The Pareto frontier contains P₂, P₃, and P₄. Each wins exactly 1 golden, giving them equal selection probability (33% each). Despite P₄ having the highest mean score, GEPA might still select P₂ or P₃ as parents to explore their specialized strategies—this is how GEPA avoids local optima and maintains prompt diversity.

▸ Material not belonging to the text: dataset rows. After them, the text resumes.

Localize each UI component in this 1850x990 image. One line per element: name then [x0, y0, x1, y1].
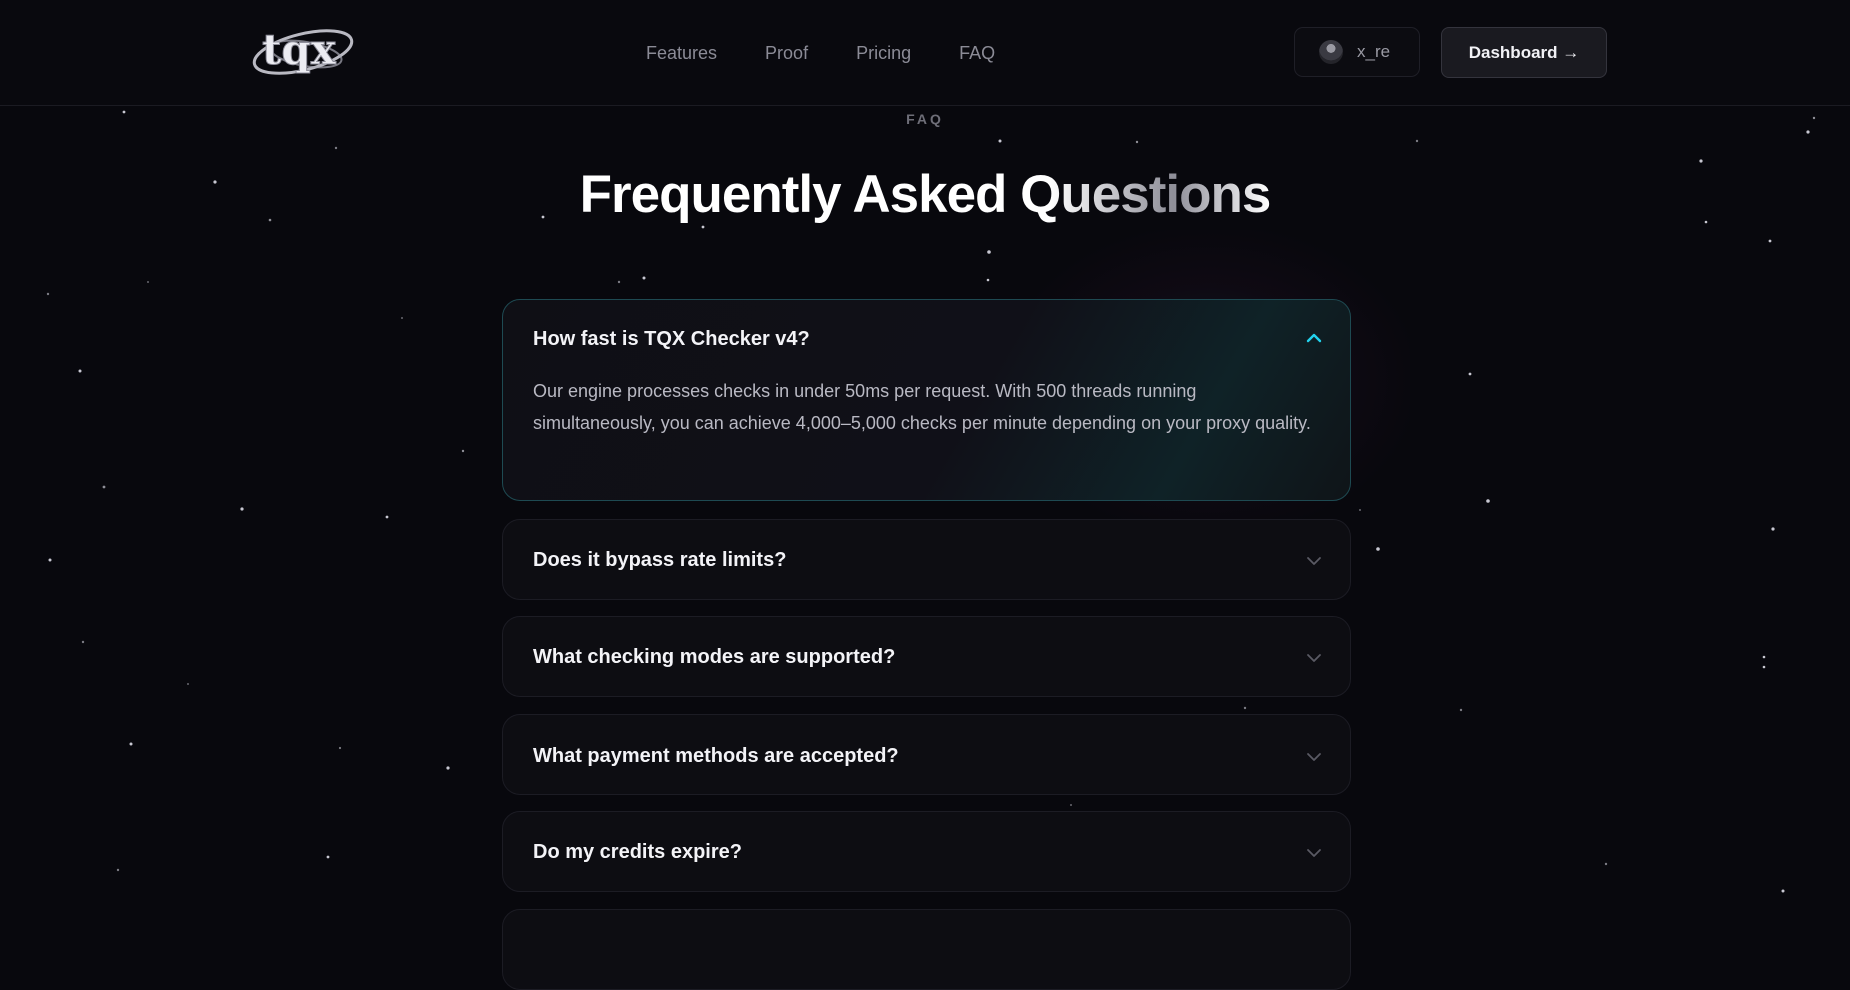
faq-question[interactable]: Do my credits expire?: [533, 839, 742, 865]
svg-text:tqx: tqx: [262, 25, 337, 74]
faq-item[interactable]: How fast is TQX Checker v4? Our engine p…: [502, 299, 1351, 501]
chevron-down-icon[interactable]: [1306, 752, 1322, 762]
chevron-up-icon[interactable]: [1306, 333, 1322, 343]
nav-link-features[interactable]: Features: [646, 41, 717, 65]
faq-item[interactable]: Does it bypass rate limits?: [502, 519, 1351, 600]
faq-item[interactable]: What payment methods are accepted?: [502, 714, 1351, 795]
faq-question[interactable]: What checking modes are supported?: [533, 644, 895, 670]
page-title: Frequently Asked Questions: [579, 165, 1272, 224]
faq-question[interactable]: How fast is TQX Checker v4?: [533, 326, 810, 352]
tqx-logo[interactable]: tqx: [248, 14, 358, 86]
chevron-down-icon[interactable]: [1306, 848, 1322, 858]
faq-question[interactable]: What payment methods are accepted?: [533, 743, 899, 769]
chevron-down-icon[interactable]: [1306, 556, 1322, 566]
user-avatar: [1319, 40, 1343, 64]
faq-question[interactable]: Does it bypass rate limits?: [533, 547, 786, 573]
dashboard-button[interactable]: Dashboard →: [1441, 27, 1607, 78]
user-name: x_re: [1357, 42, 1391, 61]
faq-item-partial[interactable]: [502, 909, 1351, 990]
main-nav: Features Proof Pricing FAQ: [646, 41, 995, 65]
faq-answer: Our engine processes checks in under 50m…: [533, 381, 1311, 433]
faq-item[interactable]: Do my credits expire?: [502, 811, 1351, 892]
nav-link-proof[interactable]: Proof: [765, 41, 808, 65]
nav-link-pricing[interactable]: Pricing: [856, 41, 911, 65]
top-navbar: tqx Features Proof Pricing FAQ x_re Dash…: [0, 0, 1850, 106]
nav-link-faq[interactable]: FAQ: [959, 41, 995, 65]
user-menu-button[interactable]: x_re: [1294, 27, 1420, 77]
faq-item[interactable]: What checking modes are supported?: [502, 616, 1351, 697]
section-eyebrow: FAQ: [906, 111, 944, 127]
chevron-down-icon[interactable]: [1306, 653, 1322, 663]
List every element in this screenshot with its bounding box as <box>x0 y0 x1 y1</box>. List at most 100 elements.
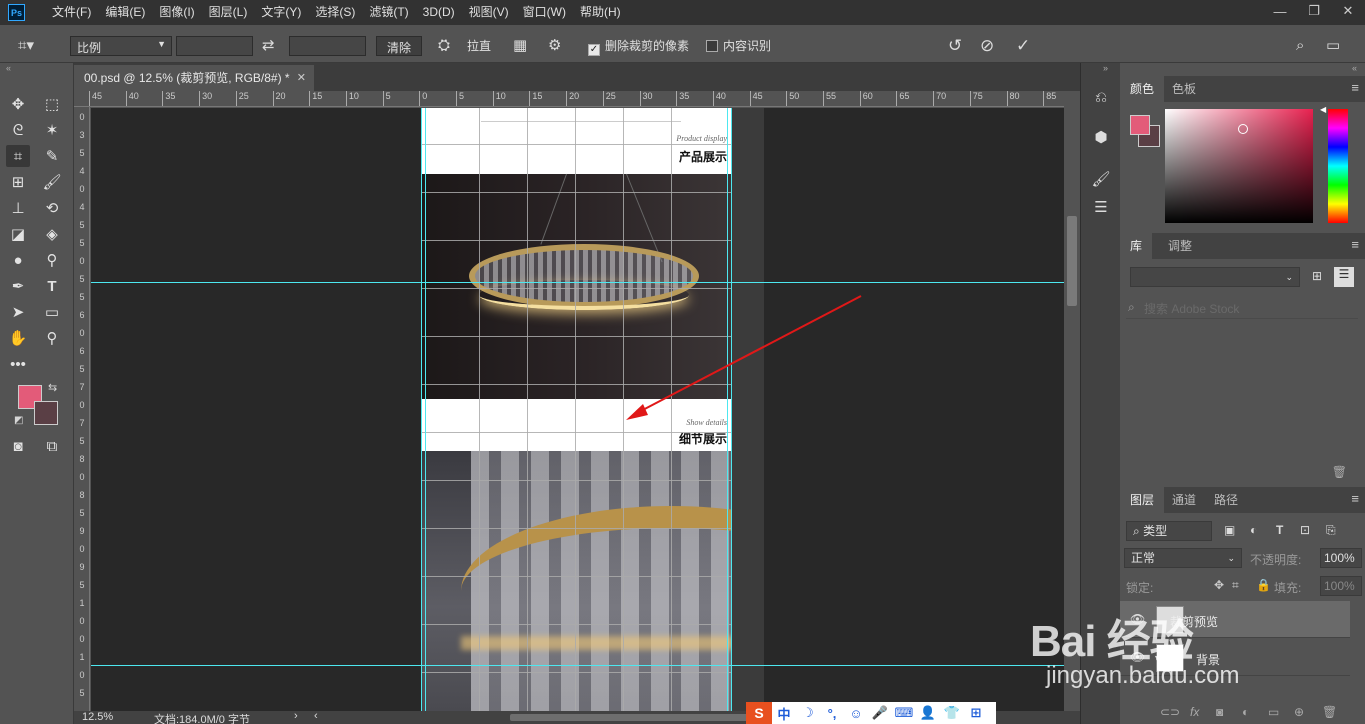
delete-layer-icon[interactable]: 🗑 <box>1322 705 1337 719</box>
history-panel-icon[interactable]: ⎌ <box>1089 85 1113 109</box>
tab-adjustments[interactable]: 调整 <box>1158 233 1202 259</box>
menu-filter[interactable]: 滤镜(T) <box>362 0 415 25</box>
zoom-tool-icon[interactable]: ⚲ <box>40 327 64 349</box>
3d-panel-icon[interactable]: ⬢ <box>1089 125 1113 149</box>
pen-tool-icon[interactable]: ✒ <box>6 275 30 297</box>
tab-channels[interactable]: 通道 <box>1162 487 1206 513</box>
ime-chinese-mode[interactable]: 中 <box>772 704 796 723</box>
eraser-tool-icon[interactable]: ◪ <box>6 223 30 245</box>
panel-menu-icon[interactable]: ≡ <box>1351 491 1359 506</box>
close-button[interactable]: ✕ <box>1331 0 1365 22</box>
ime-keyboard-icon[interactable]: ⌨ <box>892 705 916 721</box>
trash-icon[interactable]: 🗑 <box>1332 465 1347 479</box>
move-tool-icon[interactable]: ✥ <box>6 93 30 115</box>
panel-menu-icon[interactable]: ≡ <box>1351 237 1359 252</box>
brush-tool-icon[interactable]: 🖌 <box>40 171 64 193</box>
horizontal-ruler[interactable]: 45 40 35 30 25 20 15 10 5 0 5 10 15 20 25 30 35 40 45 50 55 6… <box>74 91 1064 107</box>
delete-cropped-checkbox[interactable]: ✓ 删除裁剪的像素 <box>588 36 689 56</box>
commit-check-icon[interactable]: ✓ <box>1016 36 1030 56</box>
restore-button[interactable]: ❐ <box>1297 0 1331 22</box>
reset-icon[interactable]: ↺ <box>948 36 962 56</box>
zoom-level[interactable]: 12.5% <box>82 711 113 723</box>
hand-tool-icon[interactable]: ✋ <box>6 327 30 349</box>
clear-button[interactable]: 清除 <box>376 36 423 56</box>
panel-foreground-swatch[interactable] <box>1130 115 1150 135</box>
swap-icon[interactable]: ⇄ <box>262 36 275 56</box>
screen-mode-icon[interactable]: ⧉ <box>40 435 64 457</box>
swap-colors-icon[interactable]: ⇆ <box>48 381 57 394</box>
tab-color[interactable]: 颜色 <box>1120 76 1165 102</box>
tab-layers[interactable]: 图层 <box>1120 487 1165 513</box>
workspace-icon[interactable]: ▭ <box>1326 36 1340 56</box>
ratio-select[interactable]: 比例 ▼ <box>70 36 172 56</box>
quick-mask-icon[interactable]: ◙ <box>6 435 30 457</box>
chevron-left-icon[interactable]: ‹ <box>314 710 318 722</box>
dodge-tool-icon[interactable]: ⚲ <box>40 249 64 271</box>
lasso-tool-icon[interactable]: ᘓ <box>6 119 30 141</box>
menu-3d[interactable]: 3D(D) <box>416 0 462 25</box>
adjustment-layer-icon[interactable]: ◐ <box>1242 705 1249 719</box>
marquee-tool-icon[interactable]: ⬚ <box>40 93 64 115</box>
straighten-label[interactable]: 拉直 <box>467 36 491 56</box>
crop-tool-icon[interactable]: ⌗ <box>6 145 30 167</box>
stamp-tool-icon[interactable]: ⊥ <box>6 197 30 219</box>
height-input[interactable] <box>289 36 366 56</box>
new-layer-icon[interactable]: ⊕ <box>1294 705 1304 719</box>
width-input[interactable] <box>176 36 253 56</box>
horizontal-scrollbar-thumb[interactable] <box>510 714 750 721</box>
layer-style-icon[interactable]: fx <box>1190 705 1199 719</box>
link-layers-icon[interactable]: ⊂⊃ <box>1160 705 1180 719</box>
ime-toolbox-icon[interactable]: ⊞ <box>964 705 988 721</box>
hue-slider[interactable] <box>1328 109 1348 223</box>
ime-mic-icon[interactable]: 🎤 <box>868 705 892 721</box>
ime-emoji-icon[interactable]: ☺ <box>844 706 868 721</box>
vertical-ruler[interactable]: 0 3 5 4 0 4 5 5 0 5 5 6 0 6 5 7 0 7 5 8 0 8 5 9 0 9 5 1 0 0 1 0 5 <box>74 107 90 711</box>
more-tools-icon[interactable]: ••• <box>6 353 30 375</box>
brushes-panel-icon[interactable]: 🖌 <box>1089 167 1113 191</box>
chevron-right-icon[interactable]: › <box>294 710 298 722</box>
cancel-icon[interactable]: ⊘ <box>980 36 994 56</box>
opacity-input[interactable]: 100% <box>1320 548 1362 568</box>
tab-swatches[interactable]: 色板 <box>1162 76 1206 102</box>
list-view-icon[interactable]: ☰ <box>1334 267 1354 287</box>
rectangle-tool-icon[interactable]: ▭ <box>40 301 64 323</box>
layer-filter-select[interactable]: ⌕ 类型 <box>1126 521 1212 541</box>
blur-tool-icon[interactable]: ● <box>6 249 30 271</box>
group-folder-icon[interactable]: ▭ <box>1268 705 1279 719</box>
library-select[interactable]: ⌄ <box>1130 267 1300 287</box>
blend-mode-select[interactable]: 正常 ⌄ <box>1124 548 1242 568</box>
search-icon[interactable]: ⌕ <box>1296 36 1304 56</box>
menu-select[interactable]: 选择(S) <box>308 0 362 25</box>
gear-icon[interactable]: ⚙ <box>548 36 561 56</box>
menu-type[interactable]: 文字(Y) <box>254 0 308 25</box>
ime-user-icon[interactable]: 👤 <box>916 705 940 721</box>
filter-adjustment-icon[interactable]: ◐ <box>1250 523 1257 537</box>
color-picker-cursor[interactable] <box>1238 124 1248 134</box>
panel-menu-icon[interactable]: ≡ <box>1351 80 1359 95</box>
canvas[interactable]: Product display 产品展示 Show details 细节展示 <box>91 108 1064 711</box>
straighten-icon[interactable]: ⛭ <box>438 36 450 56</box>
history-brush-tool-icon[interactable]: ⟲ <box>40 197 64 219</box>
ime-moon-icon[interactable]: ☽ <box>796 705 820 721</box>
menu-help[interactable]: 帮助(H) <box>573 0 628 25</box>
grid-view-icon[interactable]: ⊞ <box>1312 269 1322 283</box>
type-tool-icon[interactable]: T <box>40 275 64 297</box>
document-tab[interactable]: 00.psd @ 12.5% (裁剪预览, RGB/8#) * ✕ <box>74 65 314 91</box>
default-colors-icon[interactable]: ◩ <box>14 415 23 426</box>
collapse-panels-icon[interactable]: « <box>1352 63 1357 73</box>
menu-window[interactable]: 窗口(W) <box>516 0 573 25</box>
collapse-dock-icon[interactable]: » <box>1103 63 1108 73</box>
menu-image[interactable]: 图像(I) <box>152 0 201 25</box>
filter-smart-object-icon[interactable]: ⎘ <box>1326 523 1336 538</box>
hue-slider-handle-icon[interactable]: ◀ <box>1320 105 1326 114</box>
color-spectrum[interactable] <box>1165 109 1313 223</box>
scrollbar-thumb[interactable] <box>1067 216 1077 306</box>
ime-punctuation-icon[interactable]: °, <box>820 706 844 721</box>
menu-edit[interactable]: 编辑(E) <box>98 0 152 25</box>
collapse-toolbox-icon[interactable]: « <box>6 63 11 73</box>
filter-type-icon[interactable]: T <box>1276 523 1283 537</box>
tab-libraries[interactable]: 库 <box>1120 233 1153 259</box>
eyedropper-tool-icon[interactable]: ✎ <box>40 145 64 167</box>
menu-file[interactable]: 文件(F) <box>45 0 98 25</box>
crop-tool-preset-icon[interactable]: ⌗▾ <box>18 36 34 56</box>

Step 3: Feedback & Mutation

Once a parent prompt is selected, GEPA generates a mutated child prompt through feedback-driven rewriting:

  1. Sample a minibatch: Draw minibatch_size goldens from D_feedback
  2. Execute the model: Run your model_callback with the parent prompt on each minibatch golden
  3. Evaluate with metrics: Score each response using your evaluation metrics
  4. Collect feedback: Extract the reason field from metric evaluations—these contain specific explanations of what went wrong or right
  5. Rewrite the prompt: An LLM takes the parent prompt plus concatenated feedback and proposes a revised prompt that addresses the identified issues

The feedback mechanism is key to GEPA's efficiency. Rather than random mutations, the algorithm uses targeted, metric-driven improvements based on actual failure cases.

Step 4: Acceptance

The child prompt is evaluated on the same minibatch as the parent. If the child's score exceeds the parent's score by a minimum threshold (GEPA_MIN_DELTA), the child is accepted:

  1. Added to the candidate pool
  2. Scored on all D_pareto goldens for future Pareto comparisons
  3. Becomes eligible for selection as a parent in subsequent iterations

If the child doesn't improve sufficiently, it's discarded—the pool remains unchanged and the next iteration begins.

Step 5: Final Selection

After all iterations complete, GEPA selects the final optimized prompt from the candidate pool:

  1. Aggregate scores: Each prompt's scores across all D_pareto goldens are aggregated (mean by default)
  2. Rank candidates: Prompts are ranked by their aggregate score
  3. Break ties: If multiple prompts tie for the highest score, the tie_breaker policy determines the winner (PREFER_CHILD by default, which favors more recently evolved prompts)

The winning prompt is returned as the optimized result.